Spectacle généreux qui célèbre les petites mains des maisons de couture, « Lacrima » de la metteuse en scène et autrice Caroline Guiela Nguyen est une immense réussite à voir à la MC2.
/ Par Aurélien Martinez
La comparaison avec les séries revient souvent lorsqu’il est question du théâtre de la metteuse en scène et autrice Caroline Guiela Nguyen, et ce n’est en rien dépréciatif. Car plus que de ramener l’art de celle qui, ces dernières années, a livré de grandes réussites (Fraternité en 2021, Saïgon en 2017…), à un vulgaire objet de consommation télévisuel, il s’agit de mettre en exergue son talent dans la construction de récits qui happent le public tout en lui donnant de la matière à penser, façon chef-d’œuvre des séries donc. Lacrima, fresque de trois heures créée l’an passé, en est une nouvelle démonstration éclatante.
C’est l’histoire – il y a toujours des histoires avec Caroline Guiela Nguyen – d’une robe de mariée conçue pour une princesse anglaise ; et, par-dessus tout, de celles et ceux qui, à Paris, Alençon et Mumbai, s’affairent en coulisse pour que tout soit prêt à temps. Il y a les tâches, minutieuses, capitales, de ces petites mains liées les unes aux autres, et leurs vies, chamboulées par cette mission immense, ainsi que les souffrances tues parce que non entendues par beaucoup. « Quand je sens que ces histoires-là ne sont pas encore dans le domaine public, comme l’histoire des brodeurs indiens, j’ai envie de voir s’il y a des gens pour regarder les peines ou les douleurs de ces personnes », expliquait Caroline Guiela Nguyen en interview (à France Inter).
Œuvre totale
Tout commence par la fin, par un geste désespéré de la première d’atelier d’une maison de haute couture parisienne. Avant que la narration ne remonte le temps en séquences telle une succession d’épisodes aux complexes ramifications pourtant limpides sur le plateau, grâce à une écriture précise et à une scénographie ambitieuse convoquant notamment la vidéo. La France, l’Inde, si loin et si proches à la fois.
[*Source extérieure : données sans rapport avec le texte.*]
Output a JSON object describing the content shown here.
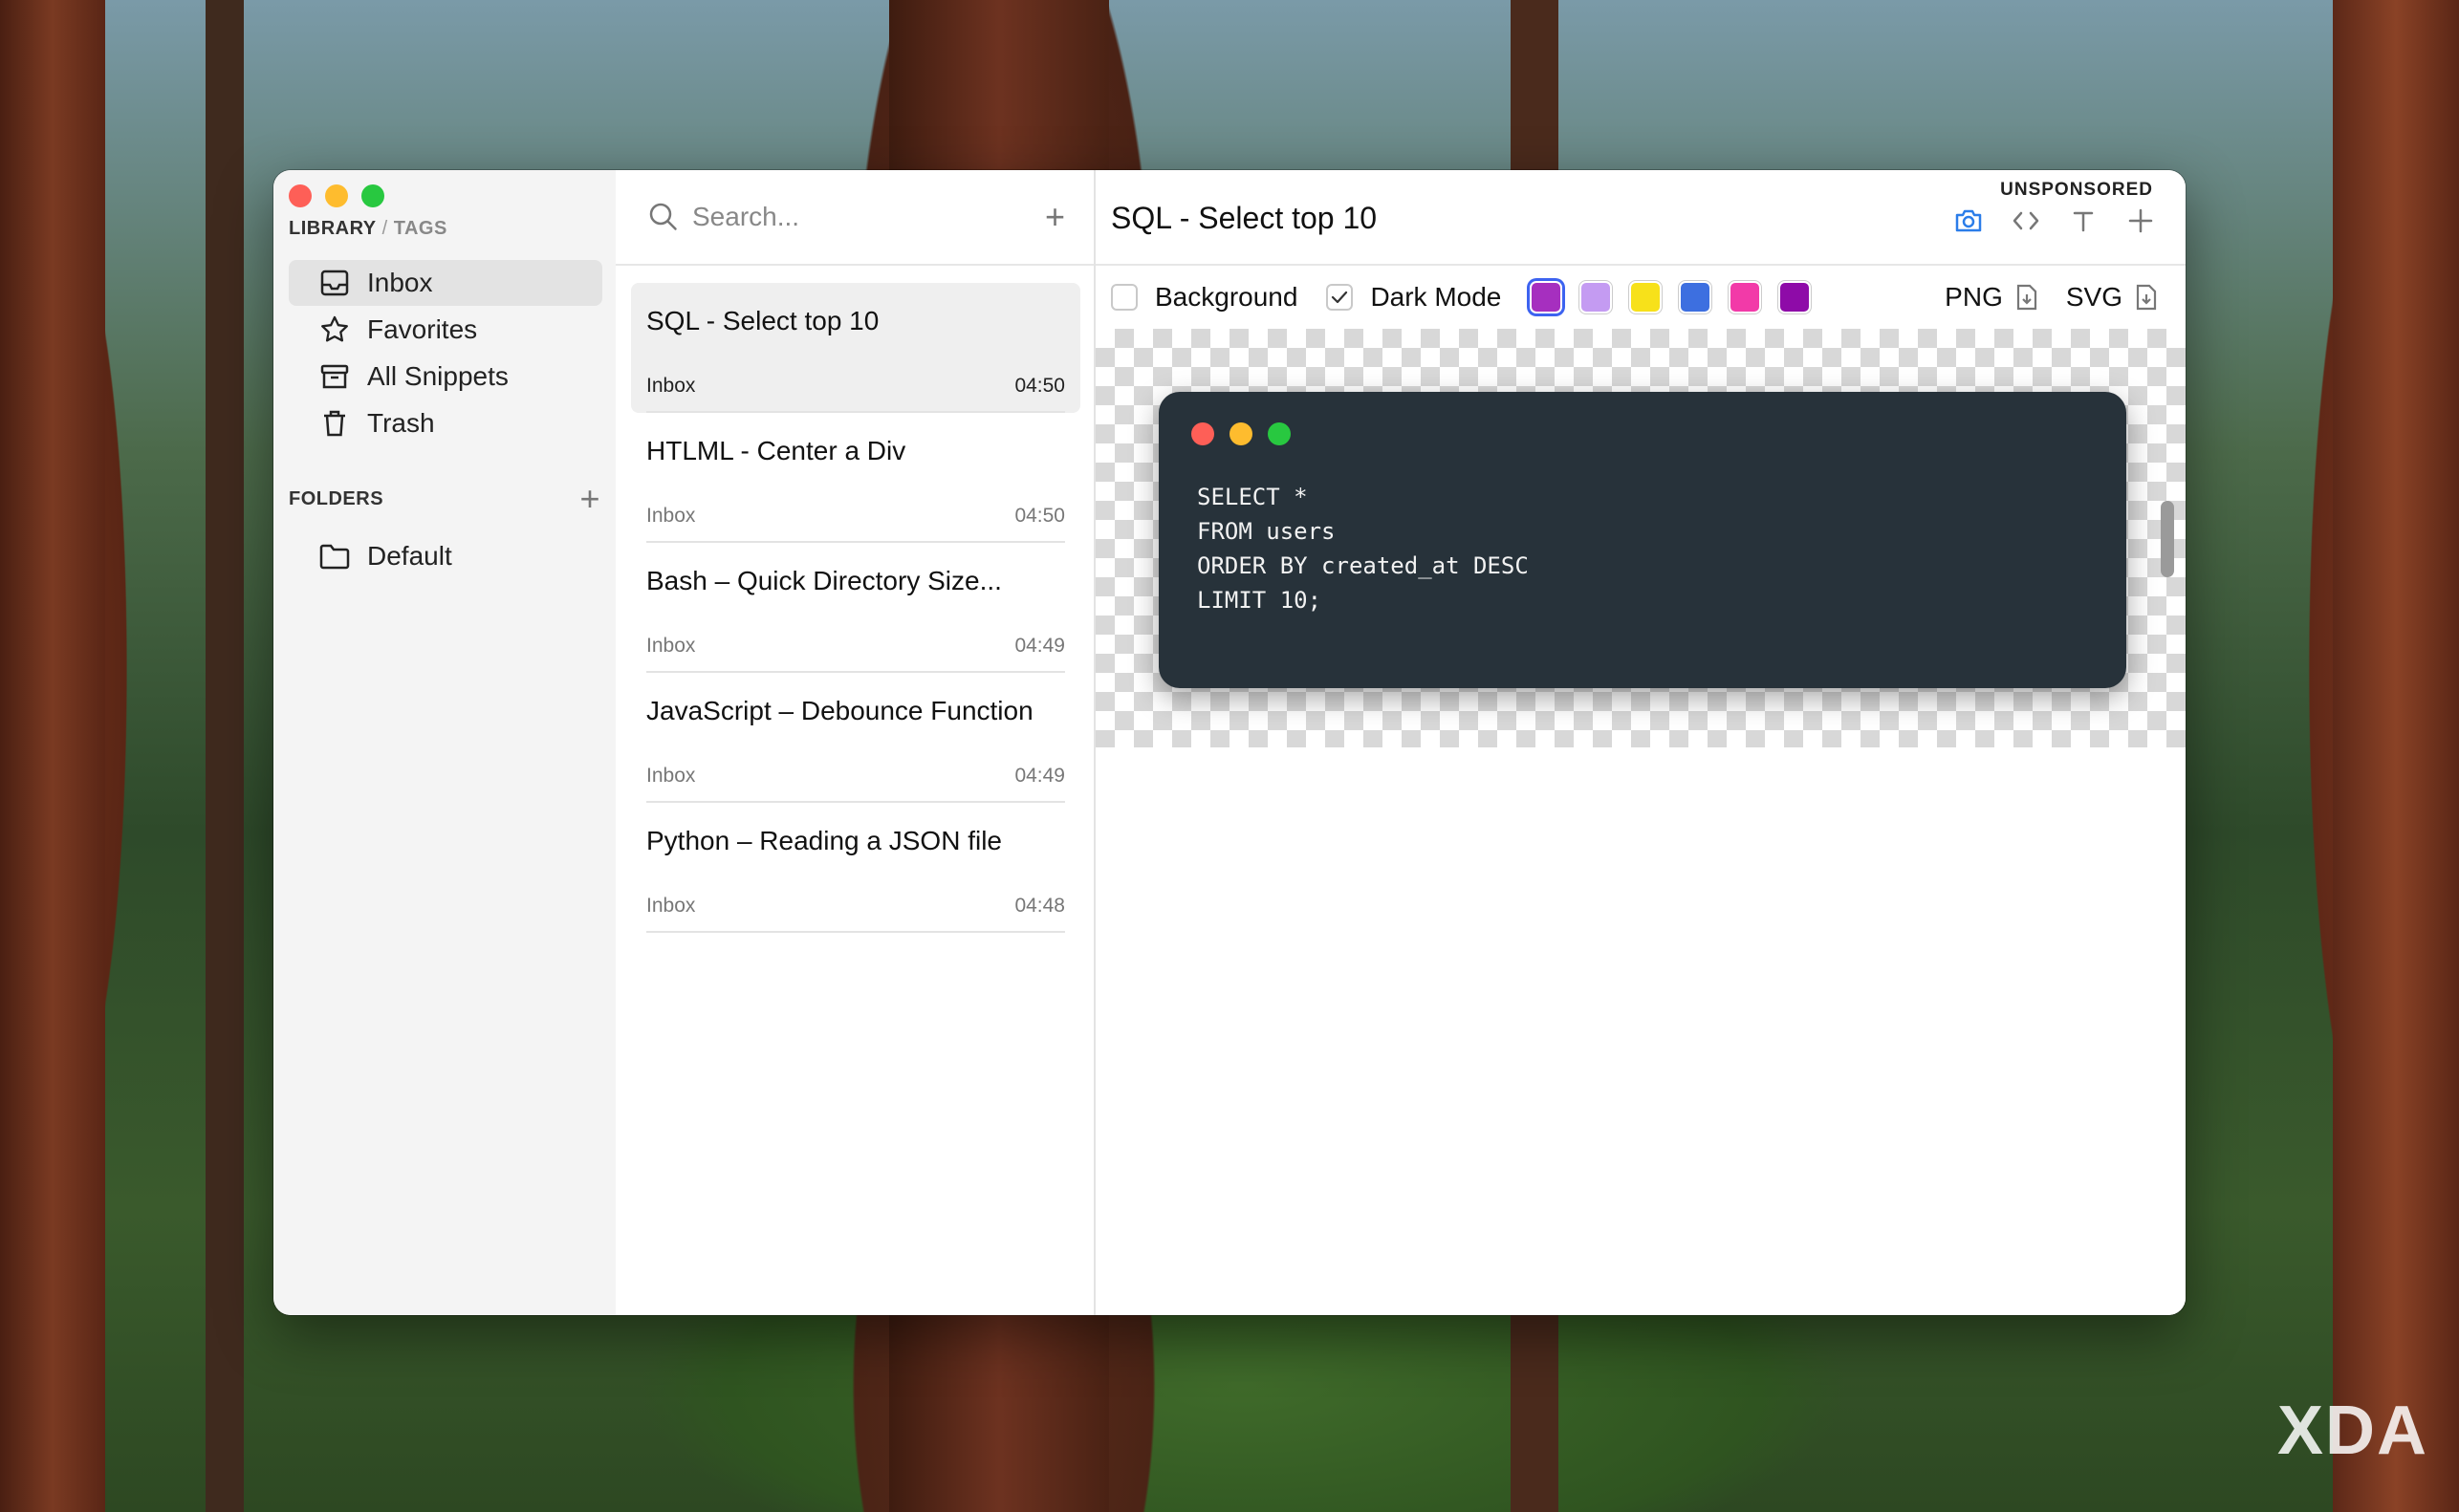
{
  "window": {
    "breadcrumb": {
      "library": "LIBRARY",
      "separator": "/",
      "tags": "TAGS"
    }
  },
  "sidebar": {
    "items": [
      {
        "label": "Inbox",
        "icon": "inbox-icon",
        "active": true
      },
      {
        "label": "Favorites",
        "icon": "star-icon",
        "active": false
      },
      {
        "label": "All Snippets",
        "icon": "archive-icon",
        "active": false
      },
      {
        "label": "Trash",
        "icon": "trash-icon",
        "active": false
      }
    ],
    "folders_heading": "FOLDERS",
    "folders": [
      {
        "label": "Default",
        "icon": "folder-icon"
      }
    ]
  },
  "snippets": {
    "search_placeholder": "Search...",
    "items": [
      {
        "title": "SQL - Select top 10",
        "folder": "Inbox",
        "time": "04:50",
        "active": true
      },
      {
        "title": "HTLML - Center a Div",
        "folder": "Inbox",
        "time": "04:50",
        "active": false
      },
      {
        "title": "Bash – Quick Directory Size...",
        "folder": "Inbox",
        "time": "04:49",
        "active": false
      },
      {
        "title": "JavaScript – Debounce Function",
        "folder": "Inbox",
        "time": "04:49",
        "active": false
      },
      {
        "title": "Python – Reading a JSON file",
        "folder": "Inbox",
        "time": "04:48",
        "active": false
      }
    ]
  },
  "editor": {
    "title": "SQL - Select top 10",
    "badge": "UNSPONSORED",
    "options": {
      "background_label": "Background",
      "background_checked": false,
      "dark_mode_label": "Dark Mode",
      "dark_mode_checked": true
    },
    "swatches": [
      "#a62fbf",
      "#c49bf2",
      "#f7e11a",
      "#3d6fe0",
      "#f23aa8",
      "#8e0ba8"
    ],
    "selected_swatch": 0,
    "export": {
      "png": "PNG",
      "svg": "SVG"
    },
    "code": "SELECT *\nFROM users\nORDER BY created_at DESC\nLIMIT 10;"
  },
  "watermark": "XDA"
}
Autant soucieuse de la véracité de ce qu’elle raconte (elle a mené une longue enquête de terrain) que du fait d’englober de nombreux enjeux contemporains (par exemple le capitalisme qui broie des êtres à l’autre bout de la planète) tout en articulant un théâtre aimable (soit à mille lieues de celui qui ne s’adresserait qu’à des initiés), Caroline Guiela Nguyen présente une œuvre totale. Du spectacle vivant généreux littéralement pour tous, comme une série donc. Et c’est là la force remarquable du travail de celle qui dirige aujourd’hui le Théâtre national de Strasbourg : croire que le théâtre peut rassembler. Et, surtout, ne pas se contenter de professer ce mantra en espérant qu’il se réalise, mais réellement le mettre en pratique.